The TRE was based at the college during the war, and Mr Hooper recalls being in touching distance of King George VI, when the monarch paid a visit.

Concerning work specifically carried out for the SAS, Mr Hooper said he was often not told about the purpose of his work.

He said: "It was a closed book in those days."

But he does remember the pot of glue and iron filings he used to create a miniature landscape, to test the bounce of radar waves off a landscape.

And this research became the basis of ground-following radar.

He said: "It was such a pain, glueing the iron filings on a landmass, and I was moaning, as I usually do!

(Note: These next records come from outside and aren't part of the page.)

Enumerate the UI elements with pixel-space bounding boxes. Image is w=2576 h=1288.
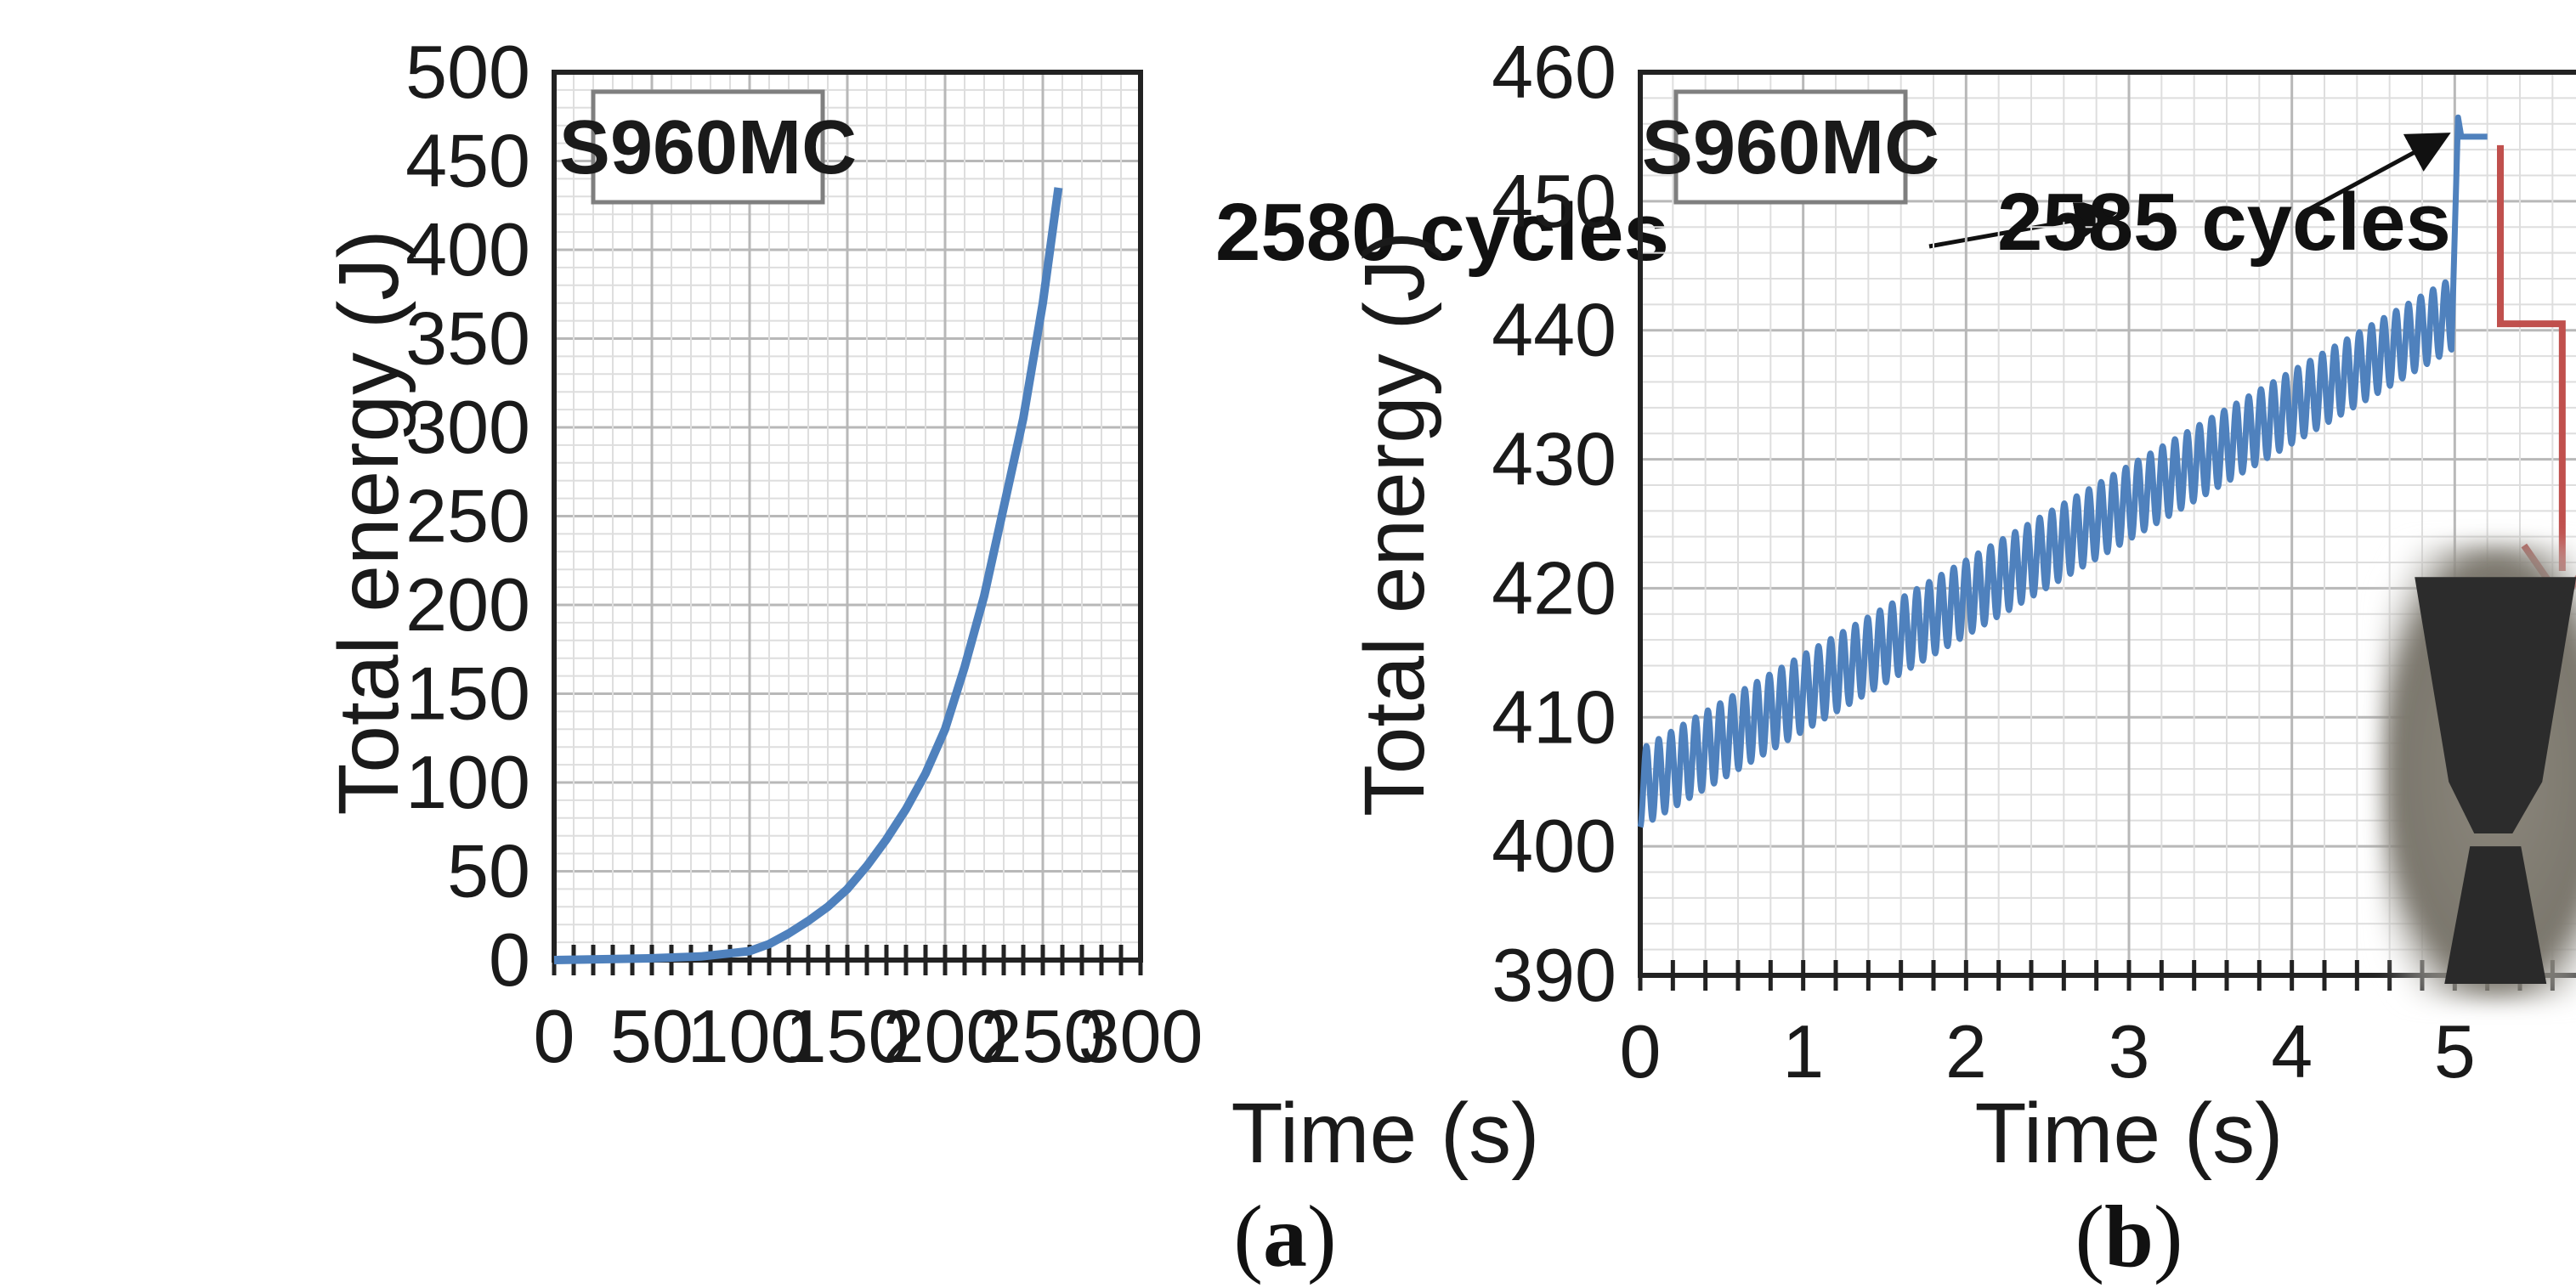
y-tick-label: 400 (1492, 804, 1616, 888)
chart-b-y-axis-label: Total energy (J) (1347, 231, 1442, 816)
specimen-lower (2444, 846, 2547, 984)
chart-b-series-line (1637, 114, 2488, 828)
chart-a-plot-area (552, 70, 1143, 963)
x-tick-label: 150 (785, 994, 910, 1078)
chart-a-panel-label: (a) (1233, 1188, 1336, 1285)
y-tick-label: 440 (1492, 288, 1616, 372)
chart-a-box-label: S960MC (559, 105, 857, 190)
x-tick-label: 0 (534, 994, 575, 1078)
x-tick-label: 2 (1945, 1009, 1987, 1093)
y-tick-label: 450 (405, 119, 530, 203)
y-tick-label: 50 (447, 829, 530, 913)
x-tick-label: 0 (1620, 1009, 1662, 1093)
chart-a-y-axis-label: Total energy (J) (321, 229, 416, 815)
chart-b-x-axis-label: Time (s) (1975, 1086, 2284, 1181)
y-tick-label: 250 (405, 474, 530, 558)
x-tick-label: 1 (1782, 1009, 1824, 1093)
chart-b-label-box (1673, 89, 1908, 205)
y-tick-label: 450 (1492, 159, 1616, 243)
chart-a-x-axis-label: Time (s) (1231, 1086, 1540, 1181)
y-tick-label: 0 (489, 918, 530, 1002)
y-tick-label: 300 (405, 385, 530, 469)
y-tick-label: 420 (1492, 545, 1616, 630)
chart-b-annotation: 2585 cycles (1997, 177, 2451, 268)
x-tick-label: 5 (2434, 1009, 2476, 1093)
y-tick-label: 100 (405, 740, 530, 824)
chart-a-series-line (553, 187, 1063, 964)
x-tick-label: 200 (883, 994, 1008, 1078)
y-tick-label: 150 (405, 652, 530, 736)
chart-b-annotation-arrow (2301, 133, 2451, 215)
y-tick-label: 460 (1492, 30, 1616, 114)
y-tick-label: 200 (405, 562, 530, 647)
y-tick-label: 390 (1492, 933, 1616, 1017)
x-tick-label: 250 (981, 994, 1106, 1078)
y-tick-label: 410 (1492, 675, 1616, 759)
chart-b-box-label: S960MC (1642, 105, 1939, 190)
y-tick-label: 350 (405, 297, 530, 381)
x-tick-label: 50 (610, 994, 694, 1078)
x-tick-label: 4 (2271, 1009, 2313, 1093)
chart-a-annotation: 2580 cycles (1215, 187, 1669, 278)
x-tick-label: 300 (1079, 994, 1203, 1078)
chart-b-red-arrow (2497, 144, 2566, 572)
y-tick-label: 400 (405, 207, 530, 291)
chart-a-annotation-arrow (1928, 199, 2118, 249)
chart-a-label-box (591, 89, 825, 205)
chart-b-specimen-photo (2381, 543, 2576, 1001)
specimen-upper (2415, 577, 2576, 833)
y-tick-label: 500 (405, 30, 530, 114)
x-tick-label: 100 (688, 994, 812, 1078)
y-tick-label: 430 (1492, 417, 1616, 501)
chart-b-panel-label: (b) (2075, 1188, 2183, 1285)
x-tick-label: 3 (2109, 1009, 2150, 1093)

But in fact we both enjoyed our work, very much.

"A lot of the boffins came from university, and they were brilliant people and very nice, and also helpful people.

"They took their time to explain things to you."

Barbara said: "It was a very nice place to work."

Mr Hooper, who went to the TRE straight from Ledbury Grammar School, recalls working there until 1949, and into the Cold War years.

One project, like something straight out of 'James Bond', was putting a radio in a Russian doll.

"Some of the boffins were weird!" he said.

This time of year, as Remembrance Sunday approaches, Mrs and Mrs Hooper's thoughts turn back to the war years and the times which are still so vivid in their memories.

Mr Hooper said: "I've bought my poppy."

The memories are likely to endure.

The Malvern Radar and Technology History Society has an archive in several rooms at QinetiQ, and the hope is that this archive will eventually form the basis of a new museum in Malvern.